Polis baskı oluşturarak göz korkutmaya çalıştı. Özellikle Tunuslu kadınların ev sahipliği yapması gerici iktidarı rahatsız etti.
Ancak Tunuslu Kadınların öfkeli ama bir o kadar da coşkulu haykırışları güçlü bir cevap oldu.
Afrika, Avrupa, Latin Amerika ve Ortadoğu’dan renklerin yansıdığı yürüyüşte Kürdistanlı özellikle Rojavalı kadınlar oldukça dikkat çekti. Kadınların güçlü mücadele alanı olan Rojava ‘dan katılan delegeler basının yoğun ilgisini çekti. Türkiyeli ve Kürdistan’lı kadınlar
“vardık varız var olacağız!”, “ yaşasın enternasyonal dayanışma“, „ Jin Jiyan Azadi!“, „ Dünya yerinden oynar kadınlar özgür olsa!” gibi sloganlarla yürüdüler.
Yürüyüş sırasında taşınan pankartlar renkleri ile ve yazdıkları sloganlarla oldukça farklılık gösteriyordu. Avrupa Demokratik Kadın Hareketi’nin “Sessizlik Şiddeti Gizler” İngilizce pankartı da basının ilgi odağı oldu.
Yürüyüşün bitiş noktası aynı zamanda konferans açılışının yapıldığı tiyatro binasının önüne gelindiğinde görülmeye değer bir coşkuyla açılış salonuna geçildi.

Açılış ve Selamlama

Sahneye Ernesto Che Guavera ’nın fotoğrafı konularak Hasta Siempre Comandante Che Guavera şarkısı İle yapılan açılış yapıldı. Kadınlar dans ederek şarkıya eşlik ettiler. Açılışı Filistin ve Tunuslu kadın aktivistler yaptı.
Organizatörlüğünde yer alan Tunuslu kadın hareketi aktivistleri, konferansın
Tunus’ta yapılmasına karar verilmesinden dolayı koordinatörlere teşekkür ederek ve aynı zamanda böyle bir etkinliğin bu zor koşullarda burada yapılmasının kendilerini onurlandırdığını gururlandırdığını dile getirdiler.

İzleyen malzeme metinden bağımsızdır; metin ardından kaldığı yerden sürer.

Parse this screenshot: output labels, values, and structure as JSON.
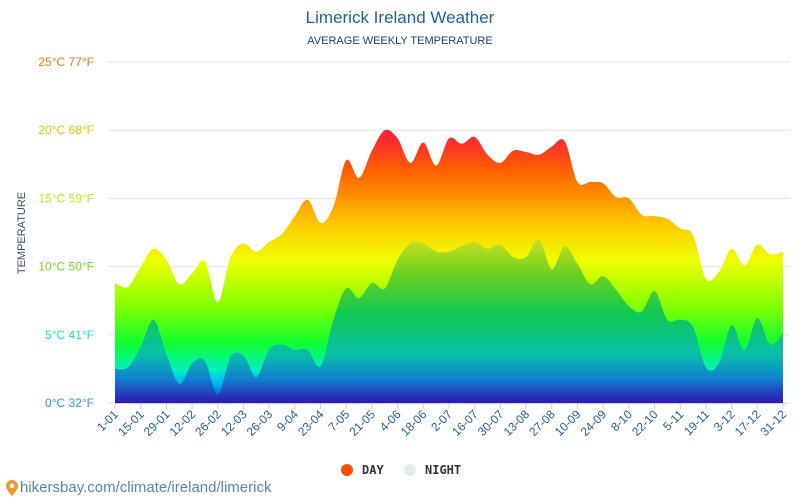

Filistinli aktivist halkların yaşadığı baskı ve zulmün emperyalistler tarafından desteklendiğini, kapitalizmin bunun suçlusu olduğunu, dolayısıyla emperyalizme ve kapitalizme karşı mücadelenin birlikte geliştirilip yükseltilmesi gerektiğine dikkat çekti. Filistin halkının yaşadıkları ile Rojava ‘da halkın yaşadıklarının aynı olduğunu ve bu “kaderin” değiştirilmesi için emperyalizme karşı ortak mücadelelerin geliştirilmesi gerektiğine dikkat çekti.”Öfkemizi örgütleyip bunlara karşı mücadelemizi geliştirmeliyiz. Büyük toplumsal değişimlerin olması için kadının özgür olması gerekir” sözünü hatırlattıktan sonra konuşmasına son veren Filistinli kadın aktivist coşkuyla selamladı..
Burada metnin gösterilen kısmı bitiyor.